Mesmo sem o espaço necessário, a América Latina tem seu lugar no jornal O
Estado de S. Paulo. A editoria que mais contêm notícias é a de economia. Ela
apresenta matérias intrigantes. Um exemplo é o que foi noticiado no dia 15 de
outubro de 2014. A manchete estampava: "Um terço da queda na produção de
carros no Brasil se deve à crise argentina", culpando nossos principais rivais no
futebol. O texto continuava em tom de reclamação. "Cerca de 80% dos carros
exportados tem a Argentina como destino. Com a crise no maior cliente, o
Brasil corre o risco de se tornar ainda mais irrelevante no comércio
internacional, apesar de ser o sétimo maior produtor mundial de veículos".

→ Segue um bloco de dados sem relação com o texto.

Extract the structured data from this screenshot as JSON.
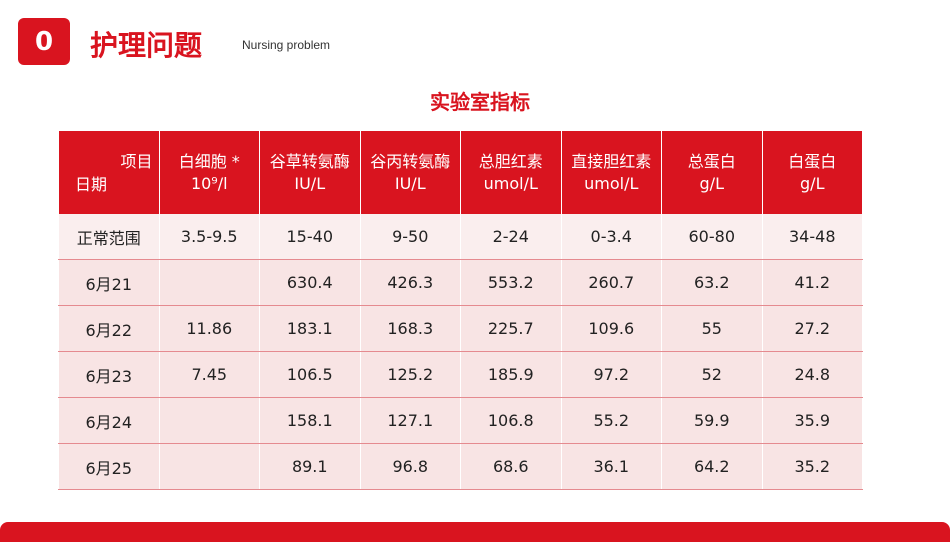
{
  "header": {
    "badge": "0",
    "title": "护理问题",
    "subtitle": "Nursing problem"
  },
  "table": {
    "title": "实验室指标",
    "corner": {
      "top": "项目",
      "bottom": "日期"
    },
    "columns": [
      [
        "白细胞 *",
        "10⁹/l"
      ],
      [
        "谷草转氨酶",
        "IU/L"
      ],
      [
        "谷丙转氨酶",
        "IU/L"
      ],
      [
        "总胆红素",
        "umol/L"
      ],
      [
        "直接胆红素",
        "umol/L"
      ],
      [
        "总蛋白",
        "g/L"
      ],
      [
        "白蛋白",
        "g/L"
      ]
    ],
    "rows": [
      [
        "正常范围",
        "3.5-9.5",
        "15-40",
        "9-50",
        "2-24",
        "0-3.4",
        "60-80",
        "34-48"
      ],
      [
        "6月21",
        null,
        "630.4",
        "426.3",
        "553.2",
        "260.7",
        "63.2",
        "41.2"
      ],
      [
        "6月22",
        "11.86",
        "183.1",
        "168.3",
        "225.7",
        "109.6",
        "55",
        "27.2"
      ],
      [
        "6月23",
        "7.45",
        "106.5",
        "125.2",
        "185.9",
        "97.2",
        "52",
        "24.8"
      ],
      [
        "6月24",
        null,
        "158.1",
        "127.1",
        "106.8",
        "55.2",
        "59.9",
        "35.9"
      ],
      [
        "6月25",
        null,
        "89.1",
        "96.8",
        "68.6",
        "36.1",
        "64.2",
        "35.2"
      ]
    ]
  }
}
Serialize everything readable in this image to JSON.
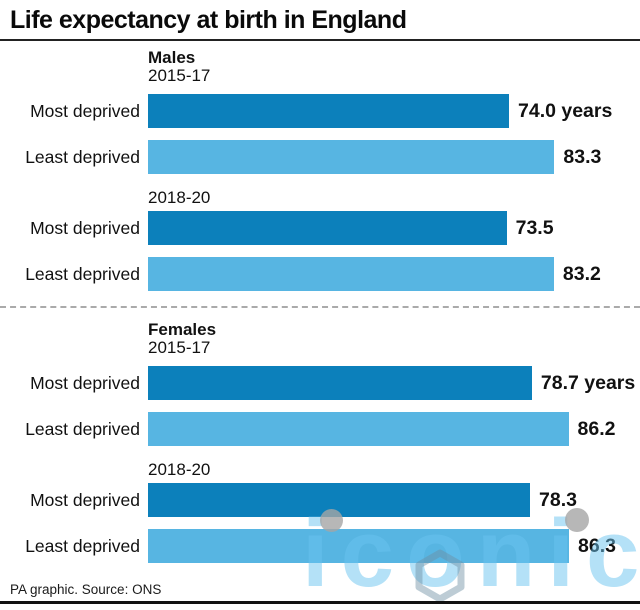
{
  "title": "Life expectancy at birth in England",
  "footer": {
    "credit": "PA graphic. Source: ONS"
  },
  "watermark": {
    "text": "iconic"
  },
  "colors": {
    "dark_bar": "#0c80bb",
    "light_bar": "#57b5e2",
    "title_text": "#0a0a0a",
    "divider": "#aaaaaa"
  },
  "chart_data": {
    "type": "bar",
    "orientation": "horizontal",
    "title": "Life expectancy at birth in England",
    "unit": "years",
    "value_range": [
      0,
      86.3
    ],
    "max_value": 86.3,
    "axis_visible": false,
    "grid": false,
    "sections": [
      {
        "label": "Males",
        "groups": [
          {
            "period": "2015-17",
            "rows": [
              {
                "label": "Most deprived",
                "value": 74.0,
                "display": "74.0 years",
                "shade": "dark"
              },
              {
                "label": "Least deprived",
                "value": 83.3,
                "display": "83.3",
                "shade": "light"
              }
            ]
          },
          {
            "period": "2018-20",
            "rows": [
              {
                "label": "Most deprived",
                "value": 73.5,
                "display": "73.5",
                "shade": "dark"
              },
              {
                "label": "Least deprived",
                "value": 83.2,
                "display": "83.2",
                "shade": "light"
              }
            ]
          }
        ]
      },
      {
        "label": "Females",
        "groups": [
          {
            "period": "2015-17",
            "rows": [
              {
                "label": "Most deprived",
                "value": 78.7,
                "display": "78.7 years",
                "shade": "dark"
              },
              {
                "label": "Least deprived",
                "value": 86.2,
                "display": "86.2",
                "shade": "light"
              }
            ]
          },
          {
            "period": "2018-20",
            "rows": [
              {
                "label": "Most deprived",
                "value": 78.3,
                "display": "78.3",
                "shade": "dark"
              },
              {
                "label": "Least deprived",
                "value": 86.3,
                "display": "86.3",
                "shade": "light"
              }
            ]
          }
        ]
      }
    ]
  }
}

Como o Brasil, sétimo maior produtor mundial de veículos, pode se tornar
"ainda mais irrelevante"? As controvérsias explícitas nesta frase são uma
tentativa de diminuir a confiança latino-americana em seu próprio mercado. O
discurso também é tendencioso, jogando toda a culpa pela diminuição de
lucros da indústria automobilística brasileira na crise argentina. É, realmente,
muito mais fácil jogar a culpa na crise financeira de outro país ao invés de olhar
para nosso umbigo.
Dias antes, outra matéria também visava estraçalhar a confiança latina: "Banco
Mundial faz alerta para a América Latina". O fato foi publicado no dia 8 de
outubro. Até aí, tudo bem. Mas logo no lead, o veículo declarava: " Os países
da América Latina devem resistir ao caminho 'fácil' da expansão dos gastos e
endividamento para enfrentar um cenário de desaceleração e adotar a receita
do 'sangue, suor e lágrimas' do ajuste fiscal, com o objetivo de abrir espaço
para redução da taxa de juros". Verdade seja dita: o ajuste fiscal é um desafio.
Porém, o Estadão o mostra como fora do alcance dos "preguiçosos" países
latino-americanos.
Não-amados
O país latino-americano com mais destaque no jornal é a Venezuela. Temas
principais? Diminuição do preço do barril de petróleo, governo esquerdista e
censura. "Recessão ronda o país enquanto números oficiais ficam ocultos"é o
título da matéria de primeiro de outubro. "Apesar de o governo não ter
publicado números sobre a atividade econômica desde o começo do ano,
analistas e empresários garantem que a Venezuela está em recessão", clama
o lead. A reportagem segue contrapondo Nicolás Maduro (presidente da
Venezuela) com a sensação de instabilidade percebida nas ruas do país.
Trabalho interessante, porém traduzido de uma agência de notícias norte-
americana: Reuters.
O Estado de S. Paulo não parece interessado em mandar repórteres fixos aos
países latino-americanos. A cultura da conformidade e o medo do que está
geograficamente próximo parecem estar constantemente com o jornal. Para
eles, os países da América Latina continuarão sendo como os filhos que Jacó
não amava tanto assim - só um pouco de atenção já é suficiente.